Assentados acusam INCRA de fechar olhos para problemas da região
Uma comissão de líderes comunitários, vindos de assentamentos variados, esteve na redação do jornal O Impacto esta semana. Eles vieram reivindicar melhorias para as áreas onde moram, denominadas pelo Incra como assentamentos. Ocorre que a participação do Incra não está sendo como esperavam os agricultores, por isso resolveram procurar nossa equipe de reportagem para fazer as reclamações.
Entre os líderes comunitários, Luciano Arruda Barreto, representante do Conselho Municipal de Assentados em Santarém, e comunitários vindos do município de Placas, integrantes da Coordenação do Conselho municipal local, Francisco Alves de Sousa e Manoel da Silva, membros da comunidade Princesa Isabel; Antônio Pereira, da comunidade Santa Rita de Cássia. Em todos eles, o agradecimento ao Prefeito de Placas, que segundo eles, tem feito o possível para pelo menos atenuar a situação dos colonos na região.
“Estamos esquecidos pelo Incra”, disse Luciano Arruda, exemplificando que em vários assentamentos, inclusive localizados na grande Santarém, não existe sequer um centro de saúde, muito menos um hospital municipal para atender aos agricultores que moram nos assentamentos. “Quem mora na região da PA-Mojú tem que se deslocar, ou para Belterra ou para Santarém”, falou.
Se este fosse o problema, tudo bem, porém, o maior entrave fica por conta das estradas. “Desde 2002 estamos pedindo por melhorias nas estradas, chegamos a fazer um manifesto no ano de 2004”, falou o comunitário, lembrando que em 2005 o Incra se manifestou para melhorar algumas vias de acesso dos assentamentos, porém, a maior parte do benefício ficou apenas nas boas intenções dos dirigentes do órgão.
Como se não bastasse, falta energia elétrica em boa parte dos assentamentos, exemplo da comunidade Nova Jerusalém, no km 101 da PA-Mojú e na Comunidade Estrela da Bica, onde boa parte do pedido de energia elétrica não foi atendida.
Demarcações – Por conta da falta de áreas demarcadas ocorrem inevitáveis conflitos de terras, um problema grave que infelizmente se tornou normal na região.
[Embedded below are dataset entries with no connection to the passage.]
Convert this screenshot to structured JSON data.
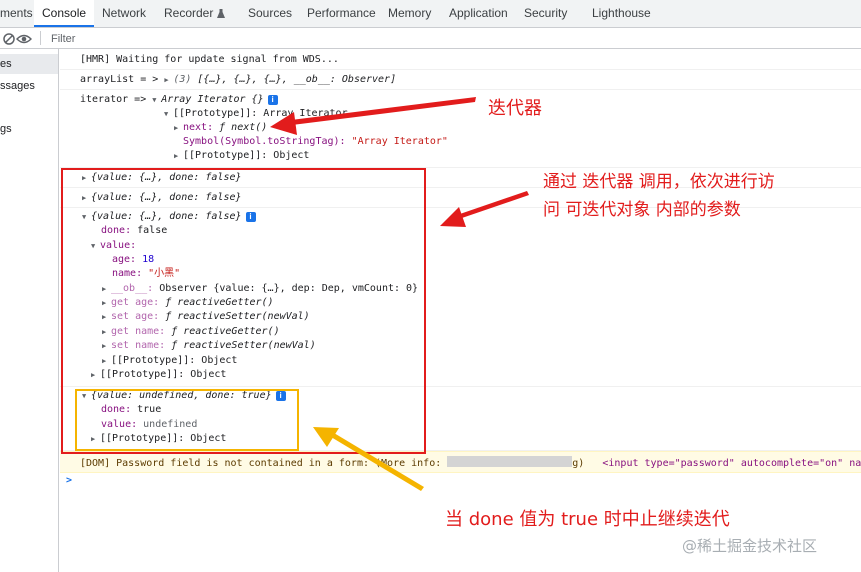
{
  "tabs": [
    {
      "label": "ments",
      "active": false
    },
    {
      "label": "Console",
      "active": true
    },
    {
      "label": "Network",
      "active": false
    },
    {
      "label": "Recorder",
      "active": false
    },
    {
      "label": "Sources",
      "active": false
    },
    {
      "label": "Performance",
      "active": false
    },
    {
      "label": "Memory",
      "active": false
    },
    {
      "label": "Application",
      "active": false
    },
    {
      "label": "Security",
      "active": false
    },
    {
      "label": "Lighthouse",
      "active": false
    }
  ],
  "toolbar": {
    "filter_placeholder": "Filter",
    "icons": [
      "block-icon",
      "eye-icon"
    ]
  },
  "sidebar": {
    "items": [
      {
        "label": "es",
        "selected": true
      },
      {
        "label": "ssages",
        "selected": false
      },
      {
        "label": "gs",
        "selected": false
      }
    ]
  },
  "console": {
    "hmr": "[HMR] Waiting for update signal from WDS...",
    "arraylist": {
      "prefix": "arrayList = ",
      "arrow": ">",
      "count": "(3)",
      "body": "[{…}, {…}, {…}, __ob__: Observer]"
    },
    "iterator": {
      "prefix": "iterator => ",
      "title": "Array Iterator {}",
      "proto_line": "[[Prototype]]: Array Iterator",
      "next_key": "next:",
      "next_val": "ƒ next()",
      "symbol_key": "Symbol(Symbol.toStringTag):",
      "symbol_val": "\"Array Iterator\"",
      "proto2": "[[Prototype]]: Object"
    },
    "result1": "{value: {…}, done: false}",
    "result2": "{value: {…}, done: false}",
    "result3": {
      "summary": "{value: {…}, done: false}",
      "done_key": "done:",
      "done_val": "false",
      "value_key": "value:",
      "age_key": "age:",
      "age_val": "18",
      "name_key": "name:",
      "name_val": "\"小黑\"",
      "ob_key": "__ob__:",
      "ob_val": "Observer {value: {…}, dep: Dep, vmCount: 0}",
      "get_age_key": "get age:",
      "get_age_val": "ƒ reactiveGetter()",
      "set_age_key": "set age:",
      "set_age_val": "ƒ reactiveSetter(newVal)",
      "get_name_key": "get name:",
      "get_name_val": "ƒ reactiveGetter()",
      "set_name_key": "set name:",
      "set_name_val": "ƒ reactiveSetter(newVal)",
      "value_proto": "[[Prototype]]: Object",
      "proto": "[[Prototype]]: Object"
    },
    "result4": {
      "summary": "{value: undefined, done: true}",
      "done_key": "done:",
      "done_val": "true",
      "value_key": "value:",
      "value_val": "undefined",
      "proto": "[[Prototype]]: Object"
    },
    "warning": {
      "text": "[DOM] Password field is not contained in a form: (More info:",
      "tail": "g)",
      "tag": "<input type=\"password\" autocomplete=\"on\" name="
    },
    "prompt": ">"
  },
  "annotations": {
    "label_iterator": "迭代器",
    "label_access_line1": "通过 迭代器 调用，依次进行访",
    "label_access_line2": "问 可迭代对象 内部的参数",
    "label_done": "当 done 值为 true 时中止继续迭代",
    "red_color": "#e21c1c",
    "orange_color": "#f5b400"
  },
  "watermark": "@稀土掘金技术社区"
}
Na maioria dos problemas, um agravante é a fraca participação do Incra na região. “O Incra ainda não tomou pé da situação, para definir quem são os verdadeiros donos dos assentamentos”, reclamou Luciano. “A situação é tão grave que muitas famílias são obrigadas a se mudar para Santarém com medo de morar na área”, disse Luciano.